Based on the “Behavioral Consistency Principle,” this style of questioning is considerably more systematic, and is thought by some professionals in the hiring field to be more effective in sorting the “good fit” candidates from the “wrong fit” ones. Typically, these questions will be carefully planned out by the interviewer, and will be asked in precise order, so as to unearth the most valuable of your past behaviors.
Because behavioral interviews are not always used by hiring managers and firms these days, the first task of the candidate will be to determine early on what style the interview is. An interview in a more traditional line of questioning may ask the candidate to “describe what you might do in this situation…” By contrast, a typical question from a behavioral interview might sound more like this: “Tell us about a time in your previous job when you had to overcome a challenging situation with a co-worker, and how you handled it.”
How to Succeed
The first step in successfully navigation the behavioral interview is preparing for it. Long before you step foot in the interview room, you’re first task is to anticipate the variety of questions that might be asked of you. Brainstorm what kinds of behavioral questions might come up in the interview. The may include:
- Describe a previous job experience where someone else’s actions created additional, undue work for you. How did you address this with your coworkers and/or employer?

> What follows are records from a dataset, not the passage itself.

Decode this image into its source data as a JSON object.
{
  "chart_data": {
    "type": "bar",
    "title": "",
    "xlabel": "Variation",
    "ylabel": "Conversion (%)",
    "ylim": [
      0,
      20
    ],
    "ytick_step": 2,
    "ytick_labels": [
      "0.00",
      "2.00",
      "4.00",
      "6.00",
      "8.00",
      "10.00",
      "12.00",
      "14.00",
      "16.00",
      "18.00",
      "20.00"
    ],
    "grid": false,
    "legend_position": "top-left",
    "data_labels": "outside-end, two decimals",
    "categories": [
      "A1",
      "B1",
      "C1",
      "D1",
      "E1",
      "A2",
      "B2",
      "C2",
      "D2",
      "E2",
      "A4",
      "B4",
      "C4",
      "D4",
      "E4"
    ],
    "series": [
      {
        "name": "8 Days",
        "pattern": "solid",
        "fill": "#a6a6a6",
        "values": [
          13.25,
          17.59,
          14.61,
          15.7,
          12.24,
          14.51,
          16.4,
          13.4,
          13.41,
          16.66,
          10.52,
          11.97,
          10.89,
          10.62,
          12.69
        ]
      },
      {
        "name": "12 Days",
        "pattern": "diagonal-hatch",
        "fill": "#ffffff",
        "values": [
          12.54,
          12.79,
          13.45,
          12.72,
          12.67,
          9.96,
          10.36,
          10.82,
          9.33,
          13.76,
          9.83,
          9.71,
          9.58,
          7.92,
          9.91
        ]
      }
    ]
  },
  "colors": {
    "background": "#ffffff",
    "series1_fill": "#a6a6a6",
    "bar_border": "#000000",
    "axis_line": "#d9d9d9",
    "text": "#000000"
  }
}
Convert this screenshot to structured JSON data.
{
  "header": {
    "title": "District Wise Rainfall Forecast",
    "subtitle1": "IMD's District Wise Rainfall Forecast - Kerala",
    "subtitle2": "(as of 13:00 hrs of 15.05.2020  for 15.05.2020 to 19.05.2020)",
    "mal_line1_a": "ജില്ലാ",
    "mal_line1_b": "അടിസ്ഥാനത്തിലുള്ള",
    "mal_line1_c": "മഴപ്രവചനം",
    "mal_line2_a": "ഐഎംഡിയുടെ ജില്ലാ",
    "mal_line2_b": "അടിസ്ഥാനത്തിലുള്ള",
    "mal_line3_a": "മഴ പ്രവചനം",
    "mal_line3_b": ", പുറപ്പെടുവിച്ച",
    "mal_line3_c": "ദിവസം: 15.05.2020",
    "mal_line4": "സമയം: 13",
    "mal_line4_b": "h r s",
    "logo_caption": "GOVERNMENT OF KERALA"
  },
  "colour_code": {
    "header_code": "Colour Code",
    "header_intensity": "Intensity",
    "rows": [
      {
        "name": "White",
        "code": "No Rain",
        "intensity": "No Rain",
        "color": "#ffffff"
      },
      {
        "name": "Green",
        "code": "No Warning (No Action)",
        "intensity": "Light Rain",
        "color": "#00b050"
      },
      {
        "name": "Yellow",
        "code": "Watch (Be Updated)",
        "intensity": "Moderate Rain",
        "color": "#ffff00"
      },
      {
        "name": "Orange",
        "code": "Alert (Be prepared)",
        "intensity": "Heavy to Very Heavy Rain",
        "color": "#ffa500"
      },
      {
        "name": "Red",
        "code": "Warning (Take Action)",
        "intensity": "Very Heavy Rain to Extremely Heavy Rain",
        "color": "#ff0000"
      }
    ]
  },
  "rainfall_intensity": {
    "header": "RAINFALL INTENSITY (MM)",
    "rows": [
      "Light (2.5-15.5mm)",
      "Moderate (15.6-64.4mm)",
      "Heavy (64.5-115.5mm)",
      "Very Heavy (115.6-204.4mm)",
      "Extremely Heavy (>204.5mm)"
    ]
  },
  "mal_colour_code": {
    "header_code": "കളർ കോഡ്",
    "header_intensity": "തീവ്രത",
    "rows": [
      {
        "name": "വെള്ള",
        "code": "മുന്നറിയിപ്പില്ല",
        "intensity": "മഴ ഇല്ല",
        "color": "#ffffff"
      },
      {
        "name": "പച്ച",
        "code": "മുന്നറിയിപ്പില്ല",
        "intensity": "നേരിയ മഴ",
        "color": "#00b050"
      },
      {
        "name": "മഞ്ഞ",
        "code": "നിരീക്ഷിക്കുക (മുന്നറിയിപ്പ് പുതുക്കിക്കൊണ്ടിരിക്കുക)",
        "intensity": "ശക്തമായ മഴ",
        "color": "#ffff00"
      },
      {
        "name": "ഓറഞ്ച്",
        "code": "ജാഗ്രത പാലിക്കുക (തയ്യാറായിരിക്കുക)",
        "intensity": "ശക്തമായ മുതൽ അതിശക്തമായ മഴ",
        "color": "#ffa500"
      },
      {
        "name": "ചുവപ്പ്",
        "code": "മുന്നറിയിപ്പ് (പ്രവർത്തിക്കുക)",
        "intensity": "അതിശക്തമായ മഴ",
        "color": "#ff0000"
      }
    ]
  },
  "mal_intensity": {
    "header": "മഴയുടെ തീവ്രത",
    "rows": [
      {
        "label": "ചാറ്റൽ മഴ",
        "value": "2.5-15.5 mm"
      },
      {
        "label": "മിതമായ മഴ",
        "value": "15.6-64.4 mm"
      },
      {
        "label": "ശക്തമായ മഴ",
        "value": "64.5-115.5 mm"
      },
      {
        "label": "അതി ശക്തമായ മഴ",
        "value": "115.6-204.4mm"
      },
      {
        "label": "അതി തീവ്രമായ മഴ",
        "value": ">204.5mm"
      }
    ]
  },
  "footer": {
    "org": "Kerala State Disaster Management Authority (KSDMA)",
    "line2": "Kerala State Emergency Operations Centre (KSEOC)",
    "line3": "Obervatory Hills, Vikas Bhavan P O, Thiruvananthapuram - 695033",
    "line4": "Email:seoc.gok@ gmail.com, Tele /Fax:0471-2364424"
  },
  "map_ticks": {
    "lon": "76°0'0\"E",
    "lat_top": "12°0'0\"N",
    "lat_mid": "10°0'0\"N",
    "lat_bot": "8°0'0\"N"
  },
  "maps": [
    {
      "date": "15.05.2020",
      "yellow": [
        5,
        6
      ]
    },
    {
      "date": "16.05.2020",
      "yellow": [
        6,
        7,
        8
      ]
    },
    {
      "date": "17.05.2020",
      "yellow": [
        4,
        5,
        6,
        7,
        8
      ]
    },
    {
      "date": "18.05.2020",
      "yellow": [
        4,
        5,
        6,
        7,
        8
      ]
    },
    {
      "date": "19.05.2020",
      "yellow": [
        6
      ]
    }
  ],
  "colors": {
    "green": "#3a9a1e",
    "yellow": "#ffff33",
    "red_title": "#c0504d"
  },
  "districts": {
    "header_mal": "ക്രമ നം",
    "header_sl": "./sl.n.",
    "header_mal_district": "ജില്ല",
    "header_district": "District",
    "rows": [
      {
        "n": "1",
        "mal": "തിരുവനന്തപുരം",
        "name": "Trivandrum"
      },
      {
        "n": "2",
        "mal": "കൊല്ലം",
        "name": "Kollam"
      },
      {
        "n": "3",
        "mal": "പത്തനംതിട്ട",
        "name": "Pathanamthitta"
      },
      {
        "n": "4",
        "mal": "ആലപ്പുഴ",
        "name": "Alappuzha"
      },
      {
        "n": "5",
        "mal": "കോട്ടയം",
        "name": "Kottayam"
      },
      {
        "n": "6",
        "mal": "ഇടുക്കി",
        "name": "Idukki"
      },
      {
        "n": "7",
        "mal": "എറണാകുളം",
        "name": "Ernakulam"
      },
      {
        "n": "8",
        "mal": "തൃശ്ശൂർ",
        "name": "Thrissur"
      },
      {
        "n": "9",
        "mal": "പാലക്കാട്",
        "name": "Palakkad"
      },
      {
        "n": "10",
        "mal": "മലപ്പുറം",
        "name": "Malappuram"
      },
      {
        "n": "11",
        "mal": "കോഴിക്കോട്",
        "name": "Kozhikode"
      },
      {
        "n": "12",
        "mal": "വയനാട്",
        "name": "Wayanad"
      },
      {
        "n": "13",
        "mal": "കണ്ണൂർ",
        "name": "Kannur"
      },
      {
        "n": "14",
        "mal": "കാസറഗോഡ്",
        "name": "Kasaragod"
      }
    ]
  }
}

- Tell us about a time when you felt overworked or stressed at a past job, and how you dealt with that pressure.
- When was the last time you were praised on the job, and how did that effect your performance at work?
- Have you ever felt like walking off a job? What did you do, and what led to that decision?
- What parts of your last position caused you the most anxiety or frustration? What parts brought you the most satisfaction?
By expecting and planning for these kinds of questions, you can confidently handle a behavioral interview once you recognize that you’re in one. The most prepared candidates will actually memorize their responses to a handful of questions they suspect will be asked.
Be thorough, Be Honest
Though applicable to any question in any style of interview, it’s especially critical in a behavioral interview to give airtight answers and examples. Interviewers who use this method of questioning will almost always have specific follow-up questions meant to flesh out your initial answers.
Whether for the sake of testing your accuracy, or just in the process of finding out more about you, the interviewer will likely press for details and elaboration based on your first answer. Shrewd candidates will expect this and prepare accordingly ahead of time, factoring in all kinds of follow-up questions when they brainstorm possible inquiries (see above).
Learn to recognize the different styles of interview questions, and prepare for a wide array of questions. Follow these guiding tips (remembering to take a deep breath and relax), and you should be ready to give a stellar interview.